Studio album by Billy Currington
- Released: October 18, 2005
- Recorded: 2005
- Genre: Country
- Length: 40:14
- Label: Mercury Nashville
- Producer: Carson Chamberlain

Billy Currington chronology
| Billy Currington (2003) | Doin' Somethin' Right (2005) | Little Bit of Everything (2008) |

Singles from Doin' Somethin' Right
- "Must Be Doin' Somethin' Right" Released: May 30, 2005; "Why, Why, Why" Released: February 27, 2006; "Good Directions" Released: September 25, 2006;

= Doin' Somethin' Right =

Doin' Somethin' Right is the second studio album by American country music singer Billy Currington. It was released in October 2005 via Mercury Records Nashville. The album produced three singles with the songs "Must Be Doin' Somethin' Right", "Why, Why, Why", and "Good Directions", which peaked at numbers 1, 13, and 1, respectively, on the U.S. Billboard Hot Country Songs chart. The album has also been certified two-times platinum by the Recording Industry Association of America (RIAA).
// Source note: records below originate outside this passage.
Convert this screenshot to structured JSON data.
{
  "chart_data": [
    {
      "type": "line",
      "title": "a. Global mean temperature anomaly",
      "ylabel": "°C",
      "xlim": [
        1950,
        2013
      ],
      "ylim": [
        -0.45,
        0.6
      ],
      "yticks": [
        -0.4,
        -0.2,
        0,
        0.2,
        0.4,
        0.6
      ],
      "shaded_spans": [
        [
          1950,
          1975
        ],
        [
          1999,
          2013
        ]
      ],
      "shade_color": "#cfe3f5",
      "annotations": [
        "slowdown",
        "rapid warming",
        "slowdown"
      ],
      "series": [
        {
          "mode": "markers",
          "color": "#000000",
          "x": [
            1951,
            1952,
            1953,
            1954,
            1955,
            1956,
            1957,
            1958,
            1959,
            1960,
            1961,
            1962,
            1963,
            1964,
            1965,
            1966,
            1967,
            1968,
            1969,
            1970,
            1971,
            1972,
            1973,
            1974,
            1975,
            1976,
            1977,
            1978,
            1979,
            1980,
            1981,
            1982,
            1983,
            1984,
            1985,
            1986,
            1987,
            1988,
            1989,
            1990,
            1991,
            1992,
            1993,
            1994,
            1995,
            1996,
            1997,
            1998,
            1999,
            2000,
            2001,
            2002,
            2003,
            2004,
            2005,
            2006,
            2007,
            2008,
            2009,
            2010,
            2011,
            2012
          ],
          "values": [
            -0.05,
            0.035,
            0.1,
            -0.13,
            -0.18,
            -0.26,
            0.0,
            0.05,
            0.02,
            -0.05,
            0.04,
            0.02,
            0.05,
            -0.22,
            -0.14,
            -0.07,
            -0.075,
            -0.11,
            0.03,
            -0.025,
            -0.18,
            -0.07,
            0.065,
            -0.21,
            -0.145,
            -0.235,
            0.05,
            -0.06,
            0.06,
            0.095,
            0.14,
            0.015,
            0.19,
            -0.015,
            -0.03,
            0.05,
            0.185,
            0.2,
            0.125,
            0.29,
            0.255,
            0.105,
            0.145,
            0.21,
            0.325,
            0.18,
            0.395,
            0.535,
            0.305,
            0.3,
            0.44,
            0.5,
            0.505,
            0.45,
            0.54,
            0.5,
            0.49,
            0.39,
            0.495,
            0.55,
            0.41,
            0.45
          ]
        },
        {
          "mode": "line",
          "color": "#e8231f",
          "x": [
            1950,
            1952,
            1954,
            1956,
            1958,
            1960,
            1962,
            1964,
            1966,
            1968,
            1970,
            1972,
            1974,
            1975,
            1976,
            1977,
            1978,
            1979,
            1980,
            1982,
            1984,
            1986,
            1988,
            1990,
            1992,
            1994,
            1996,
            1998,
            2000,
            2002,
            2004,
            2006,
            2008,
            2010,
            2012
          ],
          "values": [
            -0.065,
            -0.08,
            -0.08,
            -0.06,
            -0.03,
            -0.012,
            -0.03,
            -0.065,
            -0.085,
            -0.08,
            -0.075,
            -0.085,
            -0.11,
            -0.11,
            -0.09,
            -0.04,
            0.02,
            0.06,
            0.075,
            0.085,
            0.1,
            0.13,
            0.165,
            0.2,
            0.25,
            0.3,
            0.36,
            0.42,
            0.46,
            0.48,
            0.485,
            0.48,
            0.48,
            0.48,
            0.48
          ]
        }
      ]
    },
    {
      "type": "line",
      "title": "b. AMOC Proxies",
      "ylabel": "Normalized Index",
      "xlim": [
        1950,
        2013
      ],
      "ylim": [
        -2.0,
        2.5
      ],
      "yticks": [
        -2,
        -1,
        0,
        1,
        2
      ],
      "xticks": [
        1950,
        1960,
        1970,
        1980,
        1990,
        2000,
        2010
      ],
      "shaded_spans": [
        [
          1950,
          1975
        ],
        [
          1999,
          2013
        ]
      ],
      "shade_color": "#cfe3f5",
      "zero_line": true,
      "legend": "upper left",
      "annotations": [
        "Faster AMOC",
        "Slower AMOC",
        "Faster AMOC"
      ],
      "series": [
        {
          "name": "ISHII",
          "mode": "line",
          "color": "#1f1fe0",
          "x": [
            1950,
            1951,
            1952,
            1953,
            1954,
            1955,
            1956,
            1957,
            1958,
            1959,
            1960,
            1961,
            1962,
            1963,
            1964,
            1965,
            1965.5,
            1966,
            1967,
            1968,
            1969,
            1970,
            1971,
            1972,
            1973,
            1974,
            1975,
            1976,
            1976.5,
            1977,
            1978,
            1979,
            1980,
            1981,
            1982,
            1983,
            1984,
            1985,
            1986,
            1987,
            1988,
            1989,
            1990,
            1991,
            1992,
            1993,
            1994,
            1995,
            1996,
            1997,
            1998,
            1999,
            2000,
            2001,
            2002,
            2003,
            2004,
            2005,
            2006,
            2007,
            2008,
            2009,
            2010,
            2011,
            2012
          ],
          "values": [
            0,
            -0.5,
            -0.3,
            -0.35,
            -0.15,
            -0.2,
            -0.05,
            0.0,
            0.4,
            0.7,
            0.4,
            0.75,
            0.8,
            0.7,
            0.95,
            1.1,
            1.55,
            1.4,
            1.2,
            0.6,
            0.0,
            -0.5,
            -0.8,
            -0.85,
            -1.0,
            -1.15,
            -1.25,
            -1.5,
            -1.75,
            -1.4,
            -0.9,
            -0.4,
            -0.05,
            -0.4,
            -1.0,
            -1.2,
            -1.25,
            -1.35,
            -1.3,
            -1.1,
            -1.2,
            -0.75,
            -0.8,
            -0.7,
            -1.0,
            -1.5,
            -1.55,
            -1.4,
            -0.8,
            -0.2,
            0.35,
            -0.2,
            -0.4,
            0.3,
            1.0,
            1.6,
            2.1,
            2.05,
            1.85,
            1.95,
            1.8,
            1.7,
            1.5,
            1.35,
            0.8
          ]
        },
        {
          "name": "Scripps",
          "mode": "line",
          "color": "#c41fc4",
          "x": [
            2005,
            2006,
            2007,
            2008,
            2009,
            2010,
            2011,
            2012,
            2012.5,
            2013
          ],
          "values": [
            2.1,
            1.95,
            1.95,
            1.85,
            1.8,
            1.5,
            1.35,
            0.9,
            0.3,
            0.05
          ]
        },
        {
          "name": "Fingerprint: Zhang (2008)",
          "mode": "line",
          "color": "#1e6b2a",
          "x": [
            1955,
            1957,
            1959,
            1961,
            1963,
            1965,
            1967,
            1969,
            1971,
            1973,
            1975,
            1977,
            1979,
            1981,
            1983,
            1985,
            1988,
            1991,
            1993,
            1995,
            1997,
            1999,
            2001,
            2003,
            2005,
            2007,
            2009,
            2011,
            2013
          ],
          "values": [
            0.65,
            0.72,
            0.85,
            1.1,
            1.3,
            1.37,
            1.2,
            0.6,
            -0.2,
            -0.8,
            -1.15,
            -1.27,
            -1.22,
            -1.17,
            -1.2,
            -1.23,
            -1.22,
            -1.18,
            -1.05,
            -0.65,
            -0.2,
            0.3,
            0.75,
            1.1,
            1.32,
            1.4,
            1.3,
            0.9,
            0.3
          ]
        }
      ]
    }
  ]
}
Also included on this album is a cover of Kenny Rogers' hit single "Lucille".

Professional ratings
Review scores
| Source | Rating |
| AllMusic | Star Half star |
| Stylus Magazine | B− |

==Track listing==

| No. | Title | Writer(s) | Length |
|---|---|---|---|
| 1. | "I Wanna Be a Hillbilly" | Brett Jones | 3:06 |
| 2. | "Good Directions" | Rachel Thibodeau, Luke Bryan | 3:35 |
| 3. | "Must Be Doin' Somethin' Right" | Marty Dodson, Patrick Jason Matthews | 4:29 |
| 4. | "Why, Why, Why" | Mark Nesler, Billy Currington, Tony Martin | 2:45 |
| 5. | "That Changes Everything" | David Lee, Tony Lane | 3:49 |
| 6. | "Little Bit Lonely" | Brett James, Blair Daly | 3:46 |
| 7. | "She's Got a Way with Me" | Michael McDonald, Currington | 4:46 |
| 8. | "Lucille" | Hal Bynum, Roger Bowling | 4:08 |
| 9. | "Whole Lot More" | Carson Chamberlain, Currington | 2:31 |
| 10. | "Here I Am" | Chamberlain, Currington | 3:41 |
| 11. | "She Knows What to Do with a Saturday Night" | Gary Nicholson, Trent Summar | 3:38 |

==Personnel==
- Eddie Bayers - drums (all tracks)
- Billy Currington - lead vocals (all tracks)
- Smith Curry - pedabro (track 2), lap steel guitar (tracks 1,9)
- Chip Davis - background vocals (tracks 3,7,10)
- Stuart Duncan - fiddle (all tracks except 3,6,7), mandolin (tracks 3,6,7)
- Paul Franklin - steel guitar (tracks 3,5,6,7,8,10), lap steel guitar (track 11)
- Wes Hightower - background vocals (tracks 1,2,4,5,8,9,11)
- Brett James - background vocals (track 6)
- Brent Mason - electric guitar (tracks 3,4,5,6,7,8,11)
- Michael McDonald - piano (track 7), background vocals (track 7)
- Glen Mitchell - electric guitar (track 1,2,9,10)
- Gary Prim - keyboards (all tracks except 3 & 7), organ (track 7), piano (track 3), strings (track 3)
- Scotty Sanders - dobro (track 4)
- W. David Smith - bass guitar (tracks 3,4,5,6,7,8,11)
- John Willis - acoustic guitar (all tracks), banjo (track 4)
- Glenn Worf - bass guitar (tracks 1,2,9,10)

==Chart performance==

===Weekly charts===

| Chart (2005) | Peak position |
|---|---|
| US Billboard 200 | 11 |
| US Top Country Albums (Billboard) | 2 |

===Year-end charts===

| Chart (2005) | Position |
|---|---|
| US Top Country Albums (Billboard) | 66 |
| Chart (2006) | Position |
| US Billboard 200 | 111 |
| US Top Country Albums (Billboard) | 24 |
| Chart (2007) | Position |
| US Top Country Albums (Billboard) | 46 |

===Singles===

| Year | Single | Peak chart positions |  |  |  |
| US Country | US | US Pop | CAN |
| 2005 | "Must Be Doin' Somethin' Right" | 1 | 39 | 63 | — |
| 2006 | "Why, Why, Why" | 13 | 99 | — | — |
| "Good Directions" | 1 | 42 | 66 | 67 |
"—" denotes releases that did not chart

== Certifications ==

Certifications for Doin' Something Right
| Region | Certification | Certified units/sales |
| United States (RIAA) | 2× Platinum | 2,000,000^{‡} |
^{‡} Sales+streaming figures based on certification alone.